Football FanCast columnist Chris Mackin looks ahead the Chelsea United final in Moscow and is in somewhat of a quandary.
I got in a daft argument with a Manchester United fan watching their game against Barcelona in the pub the other night. Obnoxiously talking loudly enough for everybody to hear and clearly insecure about his support for a team who play their home games a two hour and forty minute car drive from our local, he was convincing nobody, least of all himself, when he said that he'd spent the entire match "kicking every ball".
Politely ignoring his tenuous claims of uber-fandom, I decided to take a different tact: "Were you also kicking Messi every time he had the ball?" I asked, nicknaming his team "the Bolton Wanderers of Europe" and carrying myself with the miss-judged confidence one often feels after six pints of Guinness. "Oh, aye, you ever seen your team play Barcelona in the Champions' League son?", he asked all menacingly and, setting aside the concern that there was a big twist coming and he was suddenly about to get all Darth Vader and assume rightful parental ownership of me, I replied "what, in the ground you mean? Only twice. You?"
It was the type of sizzling byplay and mirth inducing banter anybody familiar with watching football matches in the company of those who don't share your allegiances will be used to but it did help cement my wish for anybody other than Manchester United to win this year's Champions' League. Well, apart from Liverpool naturally, a football club so pompous and maddeningly in love with themselves that watching them induces the same kind of queasy feeling in the pit of your stomach you normally associate with locking yourself out of your house dressed in only your underwear.
But Chelsea? Yeah, I felt could just about stomach the prospect of Chelsea winning it. I know the parish could have me burnt at the stake or pelted with stones for even thinking such a thought but, damnit, if I haven't become ever so slightly tolerant of Chelsea in recent weeks. There's something disturbingly tacky about the way people have gone after Drogba and Grant (and, HA!, wasn't it side splittingly hi-lari-ous when he was visibly shaken haven been bundled to the ground by an athlete half his age?) and, though I must stress that at no point has my stance on them ever slipped beneath deep antipathy for everything they stand for, the way they've been beaten about by sticks by the media all season has induced a certain amount of careful sympathy in me; more a reaction to the people attacking them than the club itself, it's like you can feel sorry for some poor sod being spat at and abused as he leaves a courtroom without necessarily warming to him.

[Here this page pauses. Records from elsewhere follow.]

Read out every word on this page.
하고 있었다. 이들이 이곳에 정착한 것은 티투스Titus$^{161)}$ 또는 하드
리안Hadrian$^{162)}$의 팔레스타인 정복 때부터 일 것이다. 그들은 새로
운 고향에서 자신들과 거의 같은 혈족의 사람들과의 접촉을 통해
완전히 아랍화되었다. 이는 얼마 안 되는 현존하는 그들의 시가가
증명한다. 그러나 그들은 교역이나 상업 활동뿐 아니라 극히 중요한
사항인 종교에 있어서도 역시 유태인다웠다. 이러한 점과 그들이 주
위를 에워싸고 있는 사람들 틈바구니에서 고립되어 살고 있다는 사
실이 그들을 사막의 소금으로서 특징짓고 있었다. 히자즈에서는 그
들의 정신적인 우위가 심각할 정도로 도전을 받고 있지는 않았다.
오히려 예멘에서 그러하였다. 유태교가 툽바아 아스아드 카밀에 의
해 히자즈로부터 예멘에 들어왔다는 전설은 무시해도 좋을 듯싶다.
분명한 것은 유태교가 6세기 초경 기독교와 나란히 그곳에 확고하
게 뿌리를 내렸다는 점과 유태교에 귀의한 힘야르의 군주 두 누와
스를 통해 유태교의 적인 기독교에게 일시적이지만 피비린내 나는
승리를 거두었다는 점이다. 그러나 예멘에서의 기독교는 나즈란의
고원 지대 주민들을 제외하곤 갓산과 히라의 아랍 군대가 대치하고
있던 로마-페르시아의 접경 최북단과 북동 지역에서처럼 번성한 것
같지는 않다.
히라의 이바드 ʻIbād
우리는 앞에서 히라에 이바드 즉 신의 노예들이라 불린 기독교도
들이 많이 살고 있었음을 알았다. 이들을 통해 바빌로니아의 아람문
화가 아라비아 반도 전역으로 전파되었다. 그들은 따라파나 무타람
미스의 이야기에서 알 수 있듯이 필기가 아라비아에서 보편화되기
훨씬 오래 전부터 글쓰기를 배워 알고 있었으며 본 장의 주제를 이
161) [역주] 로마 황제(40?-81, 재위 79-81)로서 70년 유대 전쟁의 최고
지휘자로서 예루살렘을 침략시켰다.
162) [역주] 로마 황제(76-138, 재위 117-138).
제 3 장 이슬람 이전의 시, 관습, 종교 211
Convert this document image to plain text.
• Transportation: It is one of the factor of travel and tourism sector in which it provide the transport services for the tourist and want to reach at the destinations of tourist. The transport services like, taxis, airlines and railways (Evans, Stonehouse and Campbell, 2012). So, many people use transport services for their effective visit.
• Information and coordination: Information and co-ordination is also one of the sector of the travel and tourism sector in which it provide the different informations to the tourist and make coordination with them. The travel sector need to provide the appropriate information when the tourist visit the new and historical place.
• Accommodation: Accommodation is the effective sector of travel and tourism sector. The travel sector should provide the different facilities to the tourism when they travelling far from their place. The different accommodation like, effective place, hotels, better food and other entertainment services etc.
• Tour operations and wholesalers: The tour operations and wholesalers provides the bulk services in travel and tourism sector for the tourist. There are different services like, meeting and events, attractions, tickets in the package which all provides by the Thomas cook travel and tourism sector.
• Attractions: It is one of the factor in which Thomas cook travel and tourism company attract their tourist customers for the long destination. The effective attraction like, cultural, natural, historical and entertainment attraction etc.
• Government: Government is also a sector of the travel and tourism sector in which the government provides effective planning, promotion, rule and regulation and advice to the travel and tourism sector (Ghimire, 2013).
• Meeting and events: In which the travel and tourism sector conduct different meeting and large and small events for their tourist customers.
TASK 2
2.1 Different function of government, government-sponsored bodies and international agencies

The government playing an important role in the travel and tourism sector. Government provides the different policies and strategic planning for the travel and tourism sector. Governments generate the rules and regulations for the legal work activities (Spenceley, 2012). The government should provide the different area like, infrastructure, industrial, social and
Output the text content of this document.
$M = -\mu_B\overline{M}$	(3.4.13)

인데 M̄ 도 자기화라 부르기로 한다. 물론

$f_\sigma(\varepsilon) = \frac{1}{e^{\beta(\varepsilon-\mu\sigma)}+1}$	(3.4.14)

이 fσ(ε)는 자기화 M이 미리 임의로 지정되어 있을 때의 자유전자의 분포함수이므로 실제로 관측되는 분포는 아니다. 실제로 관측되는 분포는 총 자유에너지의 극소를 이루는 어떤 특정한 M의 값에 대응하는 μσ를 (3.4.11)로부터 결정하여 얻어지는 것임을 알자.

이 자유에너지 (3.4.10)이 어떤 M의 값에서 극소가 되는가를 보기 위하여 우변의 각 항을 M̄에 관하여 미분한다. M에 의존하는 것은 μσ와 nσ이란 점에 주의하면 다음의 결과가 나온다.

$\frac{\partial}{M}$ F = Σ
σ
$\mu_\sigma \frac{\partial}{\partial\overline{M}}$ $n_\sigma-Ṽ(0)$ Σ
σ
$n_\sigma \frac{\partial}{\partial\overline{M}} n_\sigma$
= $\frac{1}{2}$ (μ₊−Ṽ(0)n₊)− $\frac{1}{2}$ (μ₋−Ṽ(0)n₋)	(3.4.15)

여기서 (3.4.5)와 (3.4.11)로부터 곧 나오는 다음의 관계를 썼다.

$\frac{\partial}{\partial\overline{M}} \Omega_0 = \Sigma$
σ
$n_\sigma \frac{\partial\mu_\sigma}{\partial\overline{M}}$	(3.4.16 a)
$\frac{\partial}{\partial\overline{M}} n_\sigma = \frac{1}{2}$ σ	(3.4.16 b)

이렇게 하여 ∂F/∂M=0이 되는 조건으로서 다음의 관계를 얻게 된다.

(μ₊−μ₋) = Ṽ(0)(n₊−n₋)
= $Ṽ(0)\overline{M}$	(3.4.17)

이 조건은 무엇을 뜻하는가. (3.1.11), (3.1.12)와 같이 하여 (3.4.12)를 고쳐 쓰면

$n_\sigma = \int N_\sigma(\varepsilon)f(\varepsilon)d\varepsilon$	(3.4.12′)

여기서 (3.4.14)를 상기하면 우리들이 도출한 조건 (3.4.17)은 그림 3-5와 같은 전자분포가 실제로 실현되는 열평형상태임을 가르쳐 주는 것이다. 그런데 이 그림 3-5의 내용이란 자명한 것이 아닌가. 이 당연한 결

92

So there I was; prepared to overlook Ashley Cole's idiotic wristband (is there some sort of Facebook group dedicated to hating this item of sportswear? There should be and joining it should be a requisite of registering to the site in the first place) and the disgusting price they charge away supporters at Stamford Bridge and the shocking percentage of their fans who apparently think it acceptable to wear sunglasses in public, I was just about to plunge myself firmly in the camp marked ‘Chelsea' and then I remembered...Tim Lovejoy. Now I don't know what to think.
I've spoken to friends nursing similar concerns and we briefly discussed the concept of absolute neutrality. It's an interesting idea but how on earth would it work? People have been very outspoken about Alan Green's exposure as a Liverpool fan in recent months and whilst it betrays a lack of imagination to attack a man for being interesting and opinionated it also beholds commentators to a bizarre set of standards it's almost unthinkable to impose on ourselves- a dispensation of loyalties would make football unwatchable wouldn't it? What would you do with your hands? Even matches like the European Champions' League final would be viewed through the same barely interested eyes that sat half heartedly through the dreadful last season of ‘Friends' just to see how they ended it.
"You could just not watch it" people have sighed in response to my addled fretting but briefly forgetting our mandate to be hip and trendy and oh-so-righteously-cynical that's not really an option is it? A few years ago I was unable to watch some England match or other and spent an enjoyable next day disagreeing vehemently with everybody's opinion on every aspect of it; it was a fun experiment but isn't sustainable as an outlook on the game- you miss, say, three major televised matches and you are hopelessly out of the loop, suddenly Richard Bacon on Radio Five is talking down to you and attempting to educate you on a sport you are already starting to feel disenfranchised with- it's the beginning of a grim process and will eventually end up like the rest of them, bemoaning live football getting in the way of Coronation Street again.
So, it appears the only thing for is to hope they both lose. Whether this is workable or not is one thing, but we're off to a good start. The farcical set of circumstances that has lead to both supporters having an almighty task of actually getting to the game is already beginning to tarnish the experience for them and I could just about handle the prospect of them all descending on my local to watch it if it meant as few of them as possible were having a European Final day to remember.